Evolutionary self-improvement for agent skills.

Agent Self-Evolution evolves and optimizes agent skills, tool descriptions, system prompts, and code — producing measurably better versions through reflective evolutionary search. Built on DSPy + GEPA (Genetic-Pareto Prompt Evolution), with extra safeguards on top so what ships is reliably better than the original.

No GPU training required. Everything operates via API calls — mutating text, evaluating results, and selecting the best variants. ~$2-10 per optimization run.

Works on any agent framework that emits SKILL.md markdown files. Hermes Agent skills are the original target; Claude Code skills (and any other agent's <dir>/<skill>/SKILL.md layout) are also supported via a pluggable skill-source abstraction.

Already running Hermes Agent? No env vars to set. If ~/.hermes/config.yaml exists, uv run python -m evolution.skills.evolve_skill --skill <name> picks up your provider, model, and credentials automatically. On startup the framework runs a tiny ~$0.0001 credential probe; if anything's stale you get a Rich-formatted error panel with the exact recovery command (e.g. hermes auth add anthropic) instead of a Python traceback. Jump to Run with Hermes Agent, or read docs/model_resolution.md for the full provider mapping.

How It Works

flowchart LR
    A[Read current<br/>skill/prompt/tool] --> B[Generate<br/>eval dataset]
    B --> C[GEPA<br/>Optimizer]
    C --> D[Candidate<br/>variants]
    D --> E[Evaluate]
    E -. Execution traces .-> C
    E --> F["Constraint gates<br/>(tests, size limits,<br/>benchmarks)"]
    F --> G[Best<br/>variant]
    G --> H[PR against<br/>source repo]
Loading

GEPA reads execution traces to understand why things fail (not just that they failed), then proposes targeted improvements. ICLR 2026 Oral, MIT licensed.

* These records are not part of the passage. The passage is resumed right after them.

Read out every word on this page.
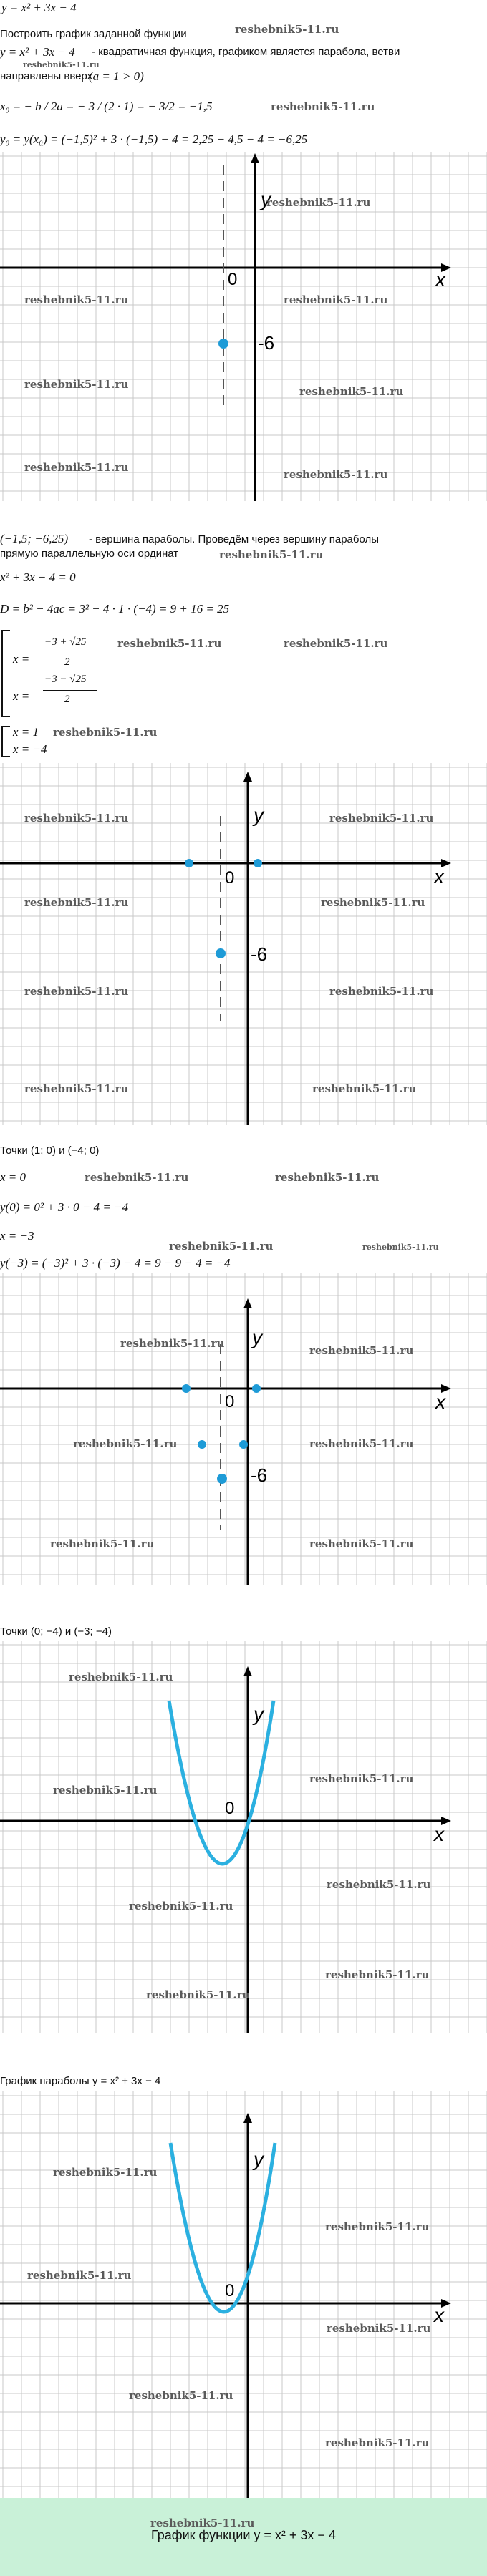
y = x² + 3x − 4
Построить график заданной функции	reshebnik5-11.ru
y = x² + 3x − 4 - квадратичная функция, графиком является парабола, ветви
reshebnik5-11.ru
направлены вверх
(a = 1 > 0)
x₀ = − b / 2a = − 3 / (2 · 1) = − 3/2 = −1,5	reshebnik5-11.ru
y₀ = y(x₀) = (−1,5)² + 3 · (−1,5) − 4 = 2,25 − 4,5 − 4 = −6,25
x
y
0
-6
reshebnik5-11.ru
reshebnik5-11.ru	reshebnik5-11.ru
reshebnik5-11.ru
reshebnik5-11.ru
reshebnik5-11.ru
reshebnik5-11.ru
(−1,5; −6,25) - вершина параболы. Проведём через вершину параболы
прямую параллельную оси ординат	reshebnik5-11.ru
x² + 3x − 4 = 0
D = b² − 4ac = 3² − 4 · 1 · (−4) = 9 + 16 = 25
x =
−3 + √25
2
reshebnik5-11.ru	reshebnik5-11.ru
x =
−3 − √25
2
x = 1 reshebnik5-11.ru
x = −4
x
y
0
-6
reshebnik5-11.ru	reshebnik5-11.ru
reshebnik5-11.ru	reshebnik5-11.ru
reshebnik5-11.ru	reshebnik5-11.ru
reshebnik5-11.ru	reshebnik5-11.ru
Точки (1; 0) и (−4; 0)
x = 0	reshebnik5-11.ru	reshebnik5-11.ru
y(0) = 0² + 3 · 0 − 4 = −4
x = −3
reshebnik5-11.ru	reshebnik5-11.ru
y(−3) = (−3)² + 3 · (−3) − 4 = 9 − 9 − 4 = −4
x
y
0
-6
reshebnik5-11.ru
reshebnik5-11.ru
reshebnik5-11.ru	reshebnik5-11.ru
reshebnik5-11.ru	reshebnik5-11.ru
Точки (0; −4) и (−3; −4)
x
y
0
reshebnik5-11.ru
reshebnik5-11.ru
reshebnik5-11.ru
reshebnik5-11.ru
reshebnik5-11.ru
reshebnik5-11.ru
reshebnik5-11.ru
График параболы y = x² + 3x − 4
x
y
0
reshebnik5-11.ru
reshebnik5-11.ru
reshebnik5-11.ru
reshebnik5-11.ru
reshebnik5-11.ru
reshebnik5-11.ru
reshebnik5-11.ru
График функции y = x² + 3x − 4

Why this isn't just DSPy + GEPA

GEPA was designed against benchmarks with hundreds of validation examples per task. Skill evolution typically has 20-60 examples, which is small enough that picking the highest-scoring candidate often picks one that won by chance — there's a real risk of shipping a "winner" that just got lucky on the eval set.

This framework adds three checks on top of GEPA so the candidate that ships is one that genuinely improved the skill:

  • Knee-point selection — instead of strictly the highest-scoring candidate, looks at every candidate close to the top score and prefers shorter ones. Filters out wins that came from a single lucky example.
  • Held-out deploy check — before a candidate ships, it's compared against the baseline on examples it never saw during optimization. Several rules available, including a lenient one that's appropriate for compression-style refactors.
  • Three-dimensional scoring — instead of pass/fail, the LLM judge rates each output on correctness, whether it followed the right procedure, and how concise it is. GEPA's reflection step uses these as feedback to guide the next mutation.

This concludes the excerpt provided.